Wenn du auf dröhnende Fuzz-Gitarren, zähflüssige Doom-Riffs und eine kräftige Prise Sludge stehst, solltest du dir den 3. Juli 2026 rot im Kalender anstreichen. Die deutsche Stoner-Doom-Formation WeedWizard meldet sich mit ihrem zweiten Studioalbum namens "Blood Cathedral" zurück. Rund sechs Jahre nach ihrem Debütwerk legen die Musiker nach und präsentieren acht Tracks, die es zusammen auf eine Spielzeit von rund 44 Minuten bringen.

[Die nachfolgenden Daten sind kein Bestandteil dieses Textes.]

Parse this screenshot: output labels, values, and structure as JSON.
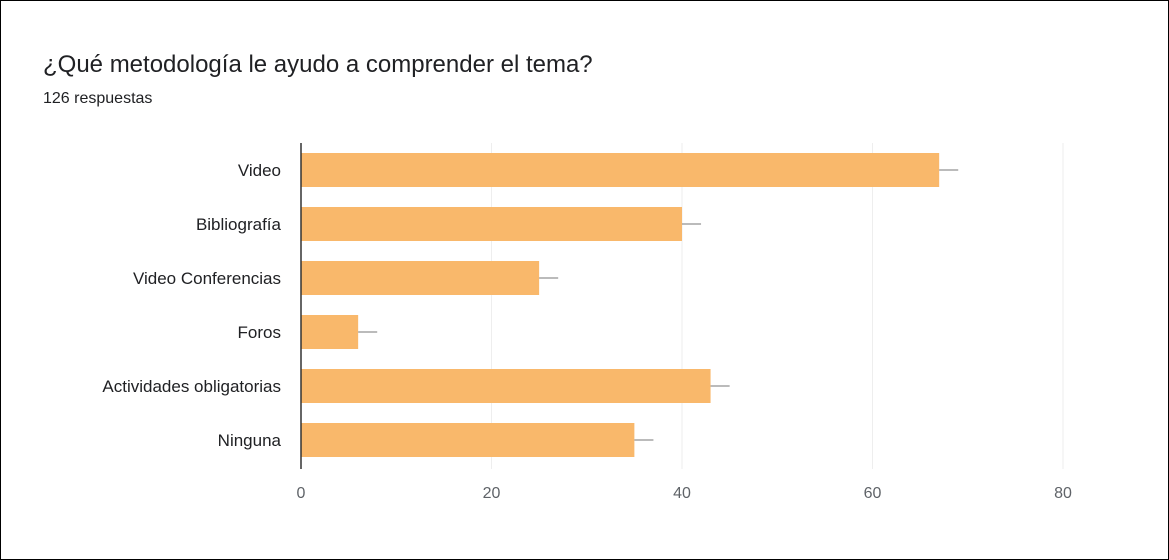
{
  "header": {
    "title": "¿Qué metodología le ayudo a comprender el tema?",
    "responses": "126 respuestas"
  },
  "colors": {
    "bar": "#F9B86B",
    "grid": "#EEEEEE",
    "axis": "#333333",
    "error_bar": "#777777"
  },
  "chart_data": {
    "type": "bar",
    "orientation": "horizontal",
    "title": "¿Qué metodología le ayudo a comprender el tema?",
    "categories": [
      "Video",
      "Bibliografía",
      "Video Conferencias",
      "Foros",
      "Actividades obligatorias",
      "Ninguna"
    ],
    "values": [
      67,
      40,
      25,
      6,
      43,
      35
    ],
    "error_bars": [
      2,
      2,
      2,
      2,
      2,
      2
    ],
    "xlim": [
      0,
      80
    ],
    "xticks": [
      "0",
      "20",
      "40",
      "60",
      "80"
    ],
    "xtick_values": [
      0,
      20,
      40,
      60,
      80
    ],
    "xlabel": "",
    "ylabel": "",
    "grid": true,
    "legend": "none"
  }
}
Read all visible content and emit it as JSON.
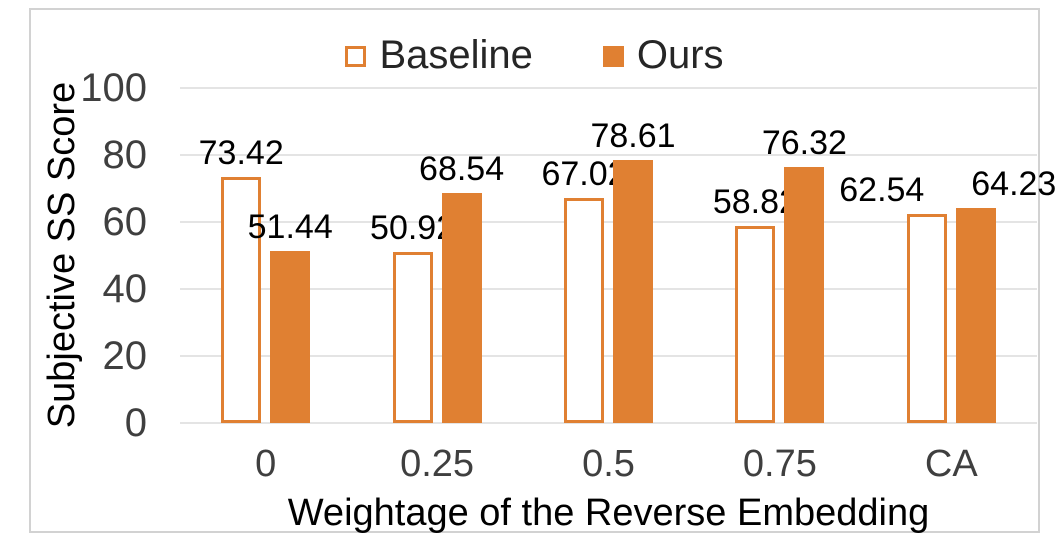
{
  "chart_data": {
    "type": "bar",
    "title": "",
    "categories": [
      "0",
      "0.25",
      "0.5",
      "0.75",
      "CA"
    ],
    "series": [
      {
        "name": "Baseline",
        "style": "outlined",
        "values": [
          73.42,
          50.92,
          67.02,
          58.82,
          62.54
        ]
      },
      {
        "name": "Ours",
        "style": "filled",
        "values": [
          51.44,
          68.54,
          78.61,
          76.32,
          64.23
        ]
      }
    ],
    "xlabel": "Weightage of the Reverse Embedding",
    "ylabel": "Subjective SS Score",
    "ylim": [
      0,
      100
    ],
    "yticks": [
      0,
      20,
      40,
      60,
      80,
      100
    ],
    "grid": true,
    "legend_position": "top",
    "data_labels": true,
    "colors": {
      "accent": "#E08032",
      "grid": "#E4E4E4",
      "frame": "#D2D2D2",
      "label_text": "#000000",
      "tick_text": "#3F3F3F",
      "legend_text": "#262626"
    }
  }
}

Zehn Jahre Bandgeschichte und gesellschaftskritische Töne Gegründet wurde die Band bereits im Jahr 2013. Seit über einem Jahrzehnt feilen die Musiker nun schon an ihrem tonnenschweren Sound, der stark von tiefen Frequenzen, trägen Grooves und drückender Fuzz-Gitarrenarbeit geprägt ist. Nach ersten musikalischen Lebenszeichen in Form der Demo "No Soul To Sell" aus dem Jahr 2018 folgte 2020 die vierseitige Split-Veröffentlichung "Doomed Congregation", an der neben WeedWizard auch die Bands Spirit Ruiner, Grey Stag und Indigo Hammer beteiligt waren. Im selben Zeitraum etablierten sie mit dem Debütalbum "Closed Eyes, Open Mind" ihren eigenständigen Klang im Underground.
Mit "Blood Cathedral" geht die Reise nun konsequent weiter. Inhaltlich bleibt sich die Gruppe treu: In ihren Songtexten verarbeiten sie Themen wie Antifaschismus, Antikapitalismus und üben deutliche Kritik an organisierter Religion. Aber auch eine traditionelle Prise Humor und die Liebe zur Pfeife kommen im Gesamtkonzept nicht zu kurz.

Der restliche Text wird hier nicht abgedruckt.